Refine an NMF Model Using Label-Guided Correction

Post-hoc correction of an NMF embedding to improve class separation or remove batch effects, optionally followed by W-refit cycles that propagate the corrected H back through the model.

Usage

refine(
  x,
  data = NULL,
  labels,
  batch = NULL,
  lambda = 0.8,
  cycles = 0L,
  nonneg = TRUE,
  whiten = TRUE
)

Arguments

x: An NMF model (S4 object of class nmf) or a k x n embedding matrix.
data: Original data matrix (required when cycles > 0 or batch is supplied with cycles > 0). Must be the same matrix used to fit x.
labels: Factor or character/integer vector of class labels (length n).
batch: Optional factor of batch labels (length n) for batch removal. When supplied, batch-correlated structure is suppressed using the PROJ_ADV method (eigenvalue-projected adversarial removal). See vignette("guided-nmf") for details.
lambda: Correction strength in [0, 1]. Default 0.8. Controls both label enrichment (positive direction) and batch removal strength (when batch is supplied).
cycles: Number of W-refit cycles. 0 = post-hoc only (default). Each cycle: refit W from corrected H, refit H from new W, re-correct H.
nonneg: Enforce non-negativity on refitted factors. Default TRUE.
whiten: Apply OAS-ZCA whitening to class centroids. Default TRUE.

Value

If x is an nmf object, returns an updated nmf object. If x is a matrix, returns a corrected k x n matrix.

Details

The correction proceeds in two stages:

Stage 1: Post-hoc centroid correction (always performed)

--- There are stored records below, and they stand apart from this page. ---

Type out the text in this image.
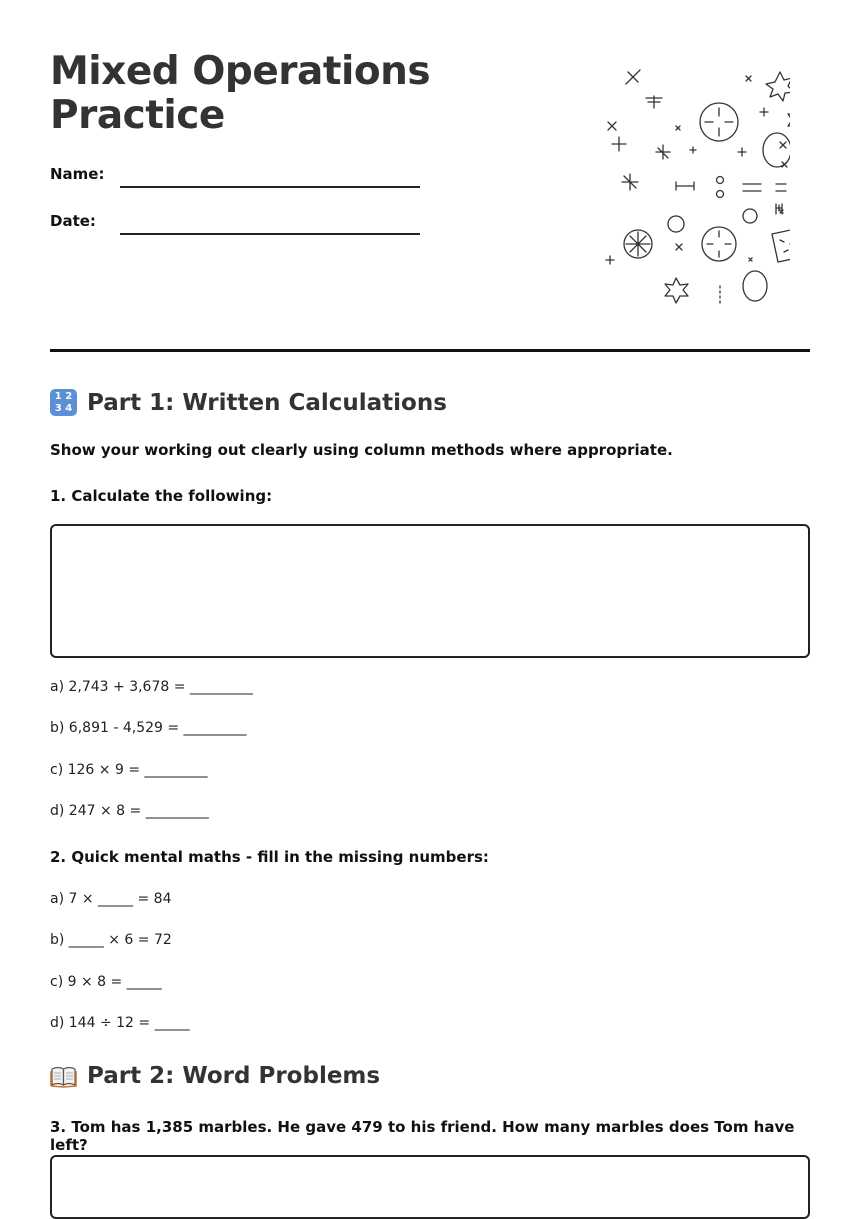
Mixed Operations
Practice
Name:
Date:
1 2
3 4 Part 1: Written Calculations

Show your working out clearly using column methods where appropriate.

1. Calculate the following:

a) 2,743 + 3,678 = _________

b) 6,891 - 4,529 = _________

c) 126 × 9 = _________

d) 247 × 8 = _________

2. Quick mental maths - fill in the missing numbers:

a) 7 × _____ = 84

b) _____ × 6 = 72

c) 9 × 8 = _____

d) 144 ÷ 12 = _____

Part 2: Word Problems

3. Tom has 1,385 marbles. He gave 479 to his friend. How many marbles does Tom have left?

Computes a target matrix from labels via compute_target, then shifts each sample's embedding toward its class centroid: $$H_{corrected} = H + \lambda \cdot T$$ where T is the target matrix (class centroid shifts, optionally whitened).

Stage 1b: Batch removal (when batch is supplied)

Uses PROJ_ADV (Projected Adversarial) method: computes a batch target from batch labels with negative target_lambda, which subtracts the batch Gram matrix from the NNLS Gram matrix, eigendecomposes, and clips negative eigenvalues. This suppresses batch-correlated directions while preserving all other structure.

Stage 2: W-refit cycles (when cycles > 0)

Iteratively refits the model:

Solve for W given corrected H: $W = \arg\min \|A - W d H_c\|_F^2$
Solve for H given new W: $H = \arg\min \|A - W_{new} d H\|_F^2$
Re-apply centroid correction to the new H

Examples

data(hawaiibirds)
model <- nmf(hawaiibirds, k = 4, seed = 42, maxit = 50)
meta <- attr(hawaiibirds, "metadata_h")

# Post-hoc correction only (cycles = 0)
corrected <- refine(model, labels = meta$island, lambda = 0.8)

# W-refit cycles: propagate correction back through the model
refined <- refine(model, data = hawaiibirds, labels = meta$island,
                  lambda = 0.8, cycles = 3)